A: Sugar and salt both stimulate your appetite. Thanks to a phenomenon known as sensory specific satiety, though, you can fill up on something sweet and only feel full of sweet food. If you switch over to salty, you are, in essence, activating a separate appetite meter that starts at empty. This is why we have room for dessert at the end of a big meal.
You break the cycle by taming the extremes. Our sensitivity to sugar and salt is dulled because of the huge amounts of both in manufactured foods. Try starting your day with a breakfast of unsweetened whole grain cereals, nonfat dairy, and fruit, and follow it with a midmorning snack that is mildly sweet, such as dried fruit. Have a salty snack—nuts, say—in the afternoon, but don't mix it with any sweet flavors.

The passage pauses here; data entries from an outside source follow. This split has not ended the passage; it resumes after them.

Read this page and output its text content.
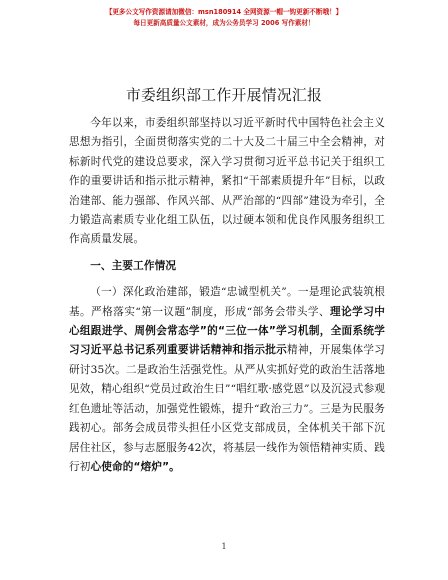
【更多公文写作资源请加微信：msn180914 全网资源一帽一钩更新不断哦！】
每日更新高质量公文素材，成为公务员学习 2006 写作素材！
市委组织部工作开展情况汇报

今年以来，市委组织部坚持以习近平新时代中国特色社会主义思想为指引，全面贯彻落实党的二十大及二十届三中全会精神，对标新时代党的建设总要求，深入学习贯彻习近平总书记关于组织工作的重要讲话和指示批示精神，紧扣“干部素质提升年”目标，以政治建部、能力强部、作风兴部、从严治部的“四部”建设为牵引，全力锻造高素质专业化组工队伍，以过硬本领和优良作风服务组织工作高质量发展。

一、主要工作情况

（一）深化政治建部，锻造“忠诚型机关”。一是理论武装筑根基。严格落实“第一议题”制度，形成“部务会带头学、理论学习中心组跟进学、周例会常态学”的“三位一体”学习机制，全面系统学习习近平总书记系列重要讲话精神和指示批示精神，开展集体学习研讨35次。二是政治生活强党性。从严从实抓好党的政治生活落地见效，精心组织“党员过政治生日”“唱红歌·感党恩”以及沉浸式参观红色遗址等活动，加强党性锻炼，提升“政治三力”。三是为民服务践初心。部务会成员带头担任小区党支部成员，全体机关干部下沉居住社区，参与志愿服务42次，将基层一线作为领悟精神实质、践行初心使命的“熔炉”。

1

After dinner take a break before you decide if you want a sweet dessert or a salty snack. You'll find this pattern quickly becomes habit and provides the structure you need to prevent the alternating cravings from getting started.
Here's one more crucial tip: Read food labels. Many pasta sauces and salad dressings have as much sugar as chocolate ice cream topping! Some breakfast cereals have more salt than corn chips. If a food is supposed to be salty, it should not have sugar (under any of its many aliases, such as high-fructose corn syrup) near the top of the ingredient list. If a food is supposed to be sweet, then make sure sodium isn't a major ingredient. Choose foods wisely, and you'll feel satisfied on fewer calories.